Awhile back I gave Lindsay a stack of books to borrow (mostly self-help/memoir type books, which makes me chuckle since those are two genres my dad won’t read). A few months ago she made a comment that I still laugh about — one night she was looking for something to read, and after looking through the stack of my books, her only thought was “I can’t self-help myself tonight!” That’s exactly what I was experiencing.
I’d had enough quiet/reflection time, but I was also tired of scanning the radio only to hear the same songs from the two stations I liked. My rental car didn’t have satellite radio and I didn’t have time to pick up an audiobook from the library before leaving town. (Complain much, Liz?) Given the circumstances (not to mention my apparent attitude about the situation), I didn’t see my four-hour drive back home going well.
Desperate times call for desperate measures. I texted the little to make sure a stop at Barnes and Noble was worth it to find an audiobook, which brings me to two quick side comments. One, audiobooks are crazy expensive. Seriously. The first audiobook I picked up was $40. Really?? Two, given that it’s my month of simplicity and deliberate spending, you know I was in a bind about needing a good distraction on the drive home (though thankfully I didn’t spend anywhere near the $40).
Also thankfully, I hit the jackpot with the audiobook I found. It was exactly what I needed — nothing self-help related, short chapters that kept me engaged and I literally laughed out loud a number of times (which I’m sure other drivers passing me enjoyed). It was perfect.

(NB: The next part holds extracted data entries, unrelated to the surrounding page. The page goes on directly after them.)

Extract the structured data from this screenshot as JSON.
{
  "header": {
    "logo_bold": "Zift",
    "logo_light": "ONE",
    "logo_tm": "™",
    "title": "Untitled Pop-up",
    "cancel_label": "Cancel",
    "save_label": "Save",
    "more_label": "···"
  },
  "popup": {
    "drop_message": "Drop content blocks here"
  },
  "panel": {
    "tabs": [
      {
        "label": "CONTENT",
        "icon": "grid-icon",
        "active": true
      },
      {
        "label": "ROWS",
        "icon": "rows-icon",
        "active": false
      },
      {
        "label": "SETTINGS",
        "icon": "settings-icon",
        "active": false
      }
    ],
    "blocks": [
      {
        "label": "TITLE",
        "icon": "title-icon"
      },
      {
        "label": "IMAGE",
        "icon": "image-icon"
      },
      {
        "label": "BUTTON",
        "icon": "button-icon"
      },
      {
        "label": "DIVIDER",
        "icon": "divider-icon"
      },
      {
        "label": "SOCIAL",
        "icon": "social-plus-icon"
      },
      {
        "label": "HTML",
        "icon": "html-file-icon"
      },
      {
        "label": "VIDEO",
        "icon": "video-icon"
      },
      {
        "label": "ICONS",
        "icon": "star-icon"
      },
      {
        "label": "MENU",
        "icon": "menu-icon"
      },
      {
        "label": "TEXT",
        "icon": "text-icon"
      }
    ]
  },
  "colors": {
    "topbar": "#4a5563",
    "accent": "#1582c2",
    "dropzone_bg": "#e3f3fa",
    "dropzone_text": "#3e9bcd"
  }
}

It also seemed rather serendipitous that one of the chapters mentioned balance when it comes to positivity, how people need to have crappy days. Normally I’m an optimistic, upbeat person who wants to change the world and all that good stuff. It’s actually what I strive for with a lot of my personal goals as well. But there are days when I’m not that person. In fact, I can be far from it. I get frustrated and angsty just like everyone else and there are days where I hate the world and should really just go back to bed. And that’s okay. It makes me (and probably those around me…) appreciate the positivity all the more.

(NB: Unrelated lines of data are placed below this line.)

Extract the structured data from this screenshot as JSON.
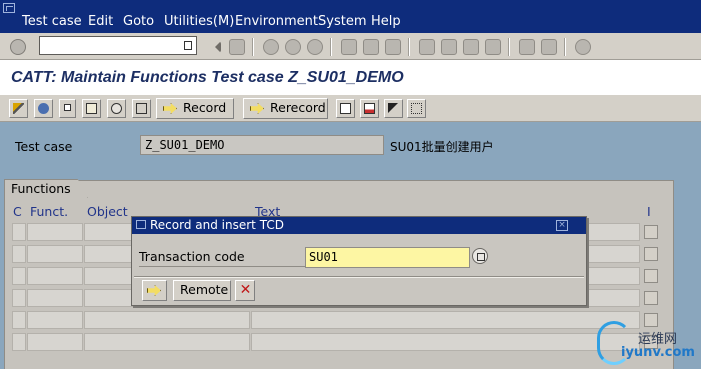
{
  "menubar": {
    "items": [
      {
        "label": "Test case",
        "underline": "T"
      },
      {
        "label": "Edit",
        "underline": "E"
      },
      {
        "label": "Goto",
        "underline": "G"
      },
      {
        "label": "Utilities(M)",
        "underline": "U"
      },
      {
        "label": "Environment",
        "underline": "n"
      },
      {
        "label": "System",
        "underline": "S"
      },
      {
        "label": "Help",
        "underline": "H"
      }
    ]
  },
  "toolbar": {
    "command_field_value": "",
    "icons": [
      "enter-icon",
      "back-icon",
      "save-icon",
      "back-nav-icon",
      "exit-icon",
      "cancel-icon",
      "print-icon",
      "find-icon",
      "find-next-icon",
      "first-page-icon",
      "previous-page-icon",
      "next-page-icon",
      "last-page-icon",
      "create-session-icon",
      "shortcut-icon",
      "help-icon"
    ]
  },
  "screen": {
    "title": "CATT: Maintain Functions Test case Z_SU01_DEMO"
  },
  "app_toolbar": {
    "record_label": "Record",
    "rerecord_label": "Rerecord"
  },
  "form": {
    "test_case_label": "Test case",
    "test_case_value": "Z_SU01_DEMO",
    "test_case_desc": "SU01批量创建用户"
  },
  "functions": {
    "tab_label": "Functions",
    "columns": {
      "c": "C",
      "funct": "Funct.",
      "object": "Object",
      "text": "Text",
      "i": "I"
    },
    "row_count": 6
  },
  "dialog": {
    "title": "Record and insert TCD",
    "transaction_code_label": "Transaction code",
    "transaction_code_value": "SU01",
    "remote_label": "Remote"
  },
  "watermark": {
    "cn": "运维网",
    "url": "iyunv.com"
  }
}
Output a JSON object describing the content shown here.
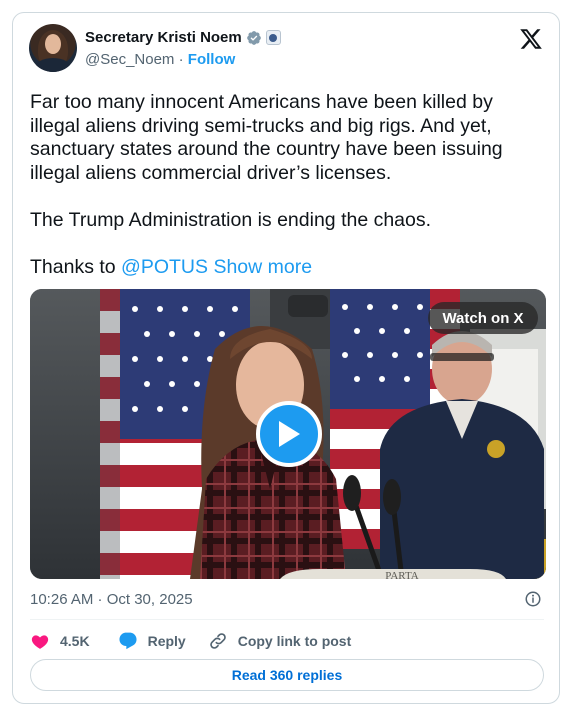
{
  "author": {
    "name": "Secretary Kristi Noem",
    "handle": "@Sec_Noem",
    "separator": "·",
    "follow_label": "Follow"
  },
  "tweet": {
    "paragraph1": "Far too many innocent Americans have been killed by illegal aliens driving semi-trucks and big rigs. And yet, sanctuary states around the country have been issuing illegal aliens commercial driver’s licenses.",
    "paragraph2": "The Trump Administration is ending the chaos.",
    "paragraph3_prefix": "Thanks to ",
    "mention": "@POTUS",
    "show_more": "Show more"
  },
  "media": {
    "watch_label": "Watch on X",
    "podium_text": "PARTA"
  },
  "meta": {
    "timestamp": "10:26 AM · Oct 30, 2025"
  },
  "actions": {
    "likes": "4.5K",
    "reply_label": "Reply",
    "copy_label": "Copy link to post",
    "read_replies": "Read 360 replies"
  },
  "colors": {
    "accent": "#1d9bf0",
    "like": "#f91880",
    "secondary_text": "#536471",
    "border": "#cfd9de"
  },
  "icons": [
    "verified-badge-icon",
    "government-seal-icon",
    "x-logo-icon",
    "play-icon",
    "info-icon",
    "heart-icon",
    "reply-icon",
    "link-icon"
  ]
}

Despite all the reflection time I had this week, that’s ultimately the takeaway I needed.
Lately I’ve been feeling like I need an attitude adjustment (I don’t know if that’s a thing, but it’s a term the family uses). It helps that the middle is experiencing a similar mood (you can definitely tell she’s my sister…) but what’s difficult is that on top of feeling frustrated with the world, it’s equally frustrating to not be able to shake that mood. Despite chats with the middle, finding blunt quotes (I found “You’re a woman with a brain and reasonable ability. Stop whining and do something.” to be particularly helpful) and time to reflect during my travels, I couldn’t adjust my attitude.

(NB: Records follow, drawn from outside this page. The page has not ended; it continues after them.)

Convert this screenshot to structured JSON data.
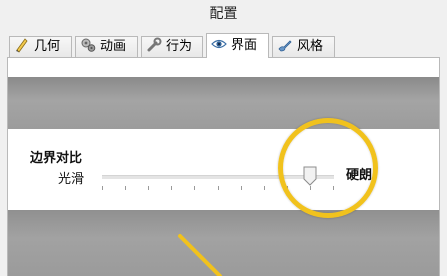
{
  "window": {
    "title": "配置"
  },
  "tabs": [
    {
      "label": "几何",
      "icon": "ruler-pencil-icon",
      "active": false
    },
    {
      "label": "动画",
      "icon": "gears-icon",
      "active": false
    },
    {
      "label": "行为",
      "icon": "wrench-icon",
      "active": false
    },
    {
      "label": "界面",
      "icon": "eye-icon",
      "active": true
    },
    {
      "label": "风格",
      "icon": "paint-brush-icon",
      "active": false
    }
  ],
  "settings": {
    "contrast_label": "边界对比",
    "min_label": "光滑",
    "max_label": "硬朗",
    "value_fraction": 0.895,
    "tick_count": 11
  },
  "colors": {
    "highlight": "#f1c21d",
    "demo_gray": "#9c9c9c"
  }
}
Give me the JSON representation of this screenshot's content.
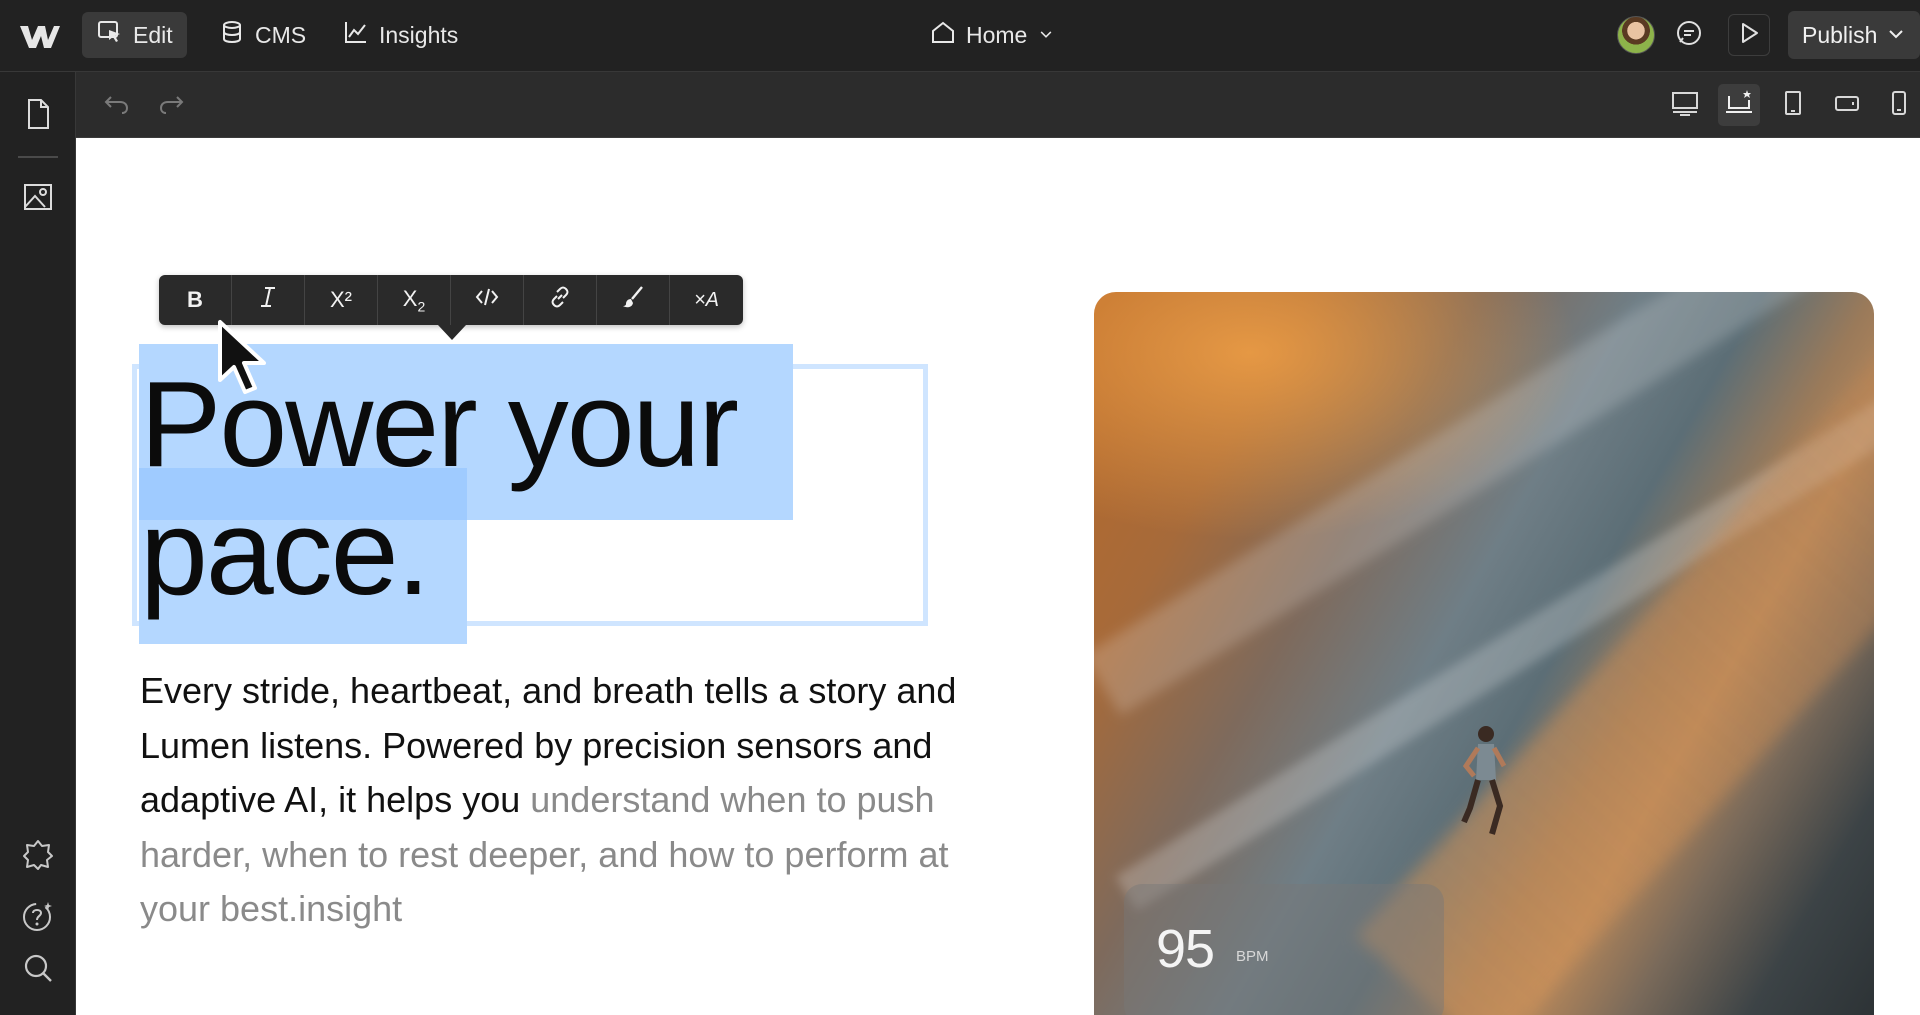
{
  "topbar": {
    "edit_label": "Edit",
    "cms_label": "CMS",
    "insights_label": "Insights",
    "page_label": "Home",
    "publish_label": "Publish"
  },
  "rte_toolbar": {
    "bold": "B",
    "superscript": "X²",
    "subscript_base": "X",
    "subscript_sub": "2",
    "clear_format": "×A"
  },
  "canvas": {
    "headline_line1": "Power your",
    "headline_line2": "pace.",
    "body_dark": "Every stride, heartbeat, and breath tells a story and Lumen listens. Powered by precision sensors and adaptive AI, it helps you",
    "body_faded": "understand when to push harder, when to rest deeper, and how to perform at your best.insight",
    "bpm_value": "95",
    "bpm_unit": "BPM"
  },
  "colors": {
    "chrome": "#222222",
    "toolbar": "#2c2c2c",
    "selection": "#b4d7ff",
    "selection_frame": "#cfe5ff"
  }
}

Even now I can’t say I’m 100% upbeat, but I at least feel less annoyed about my inability to get out of a funk at the drop of a hat. The bad mood will pass, as it always does, and soon enough I’ll be back to having way too much energy and wanting to have inspirational chats with everyone (so perhaps it is a good thing that I’m not always peppy…). And to think it was the audiobook to prevent introspection that led to the a-ha! moment.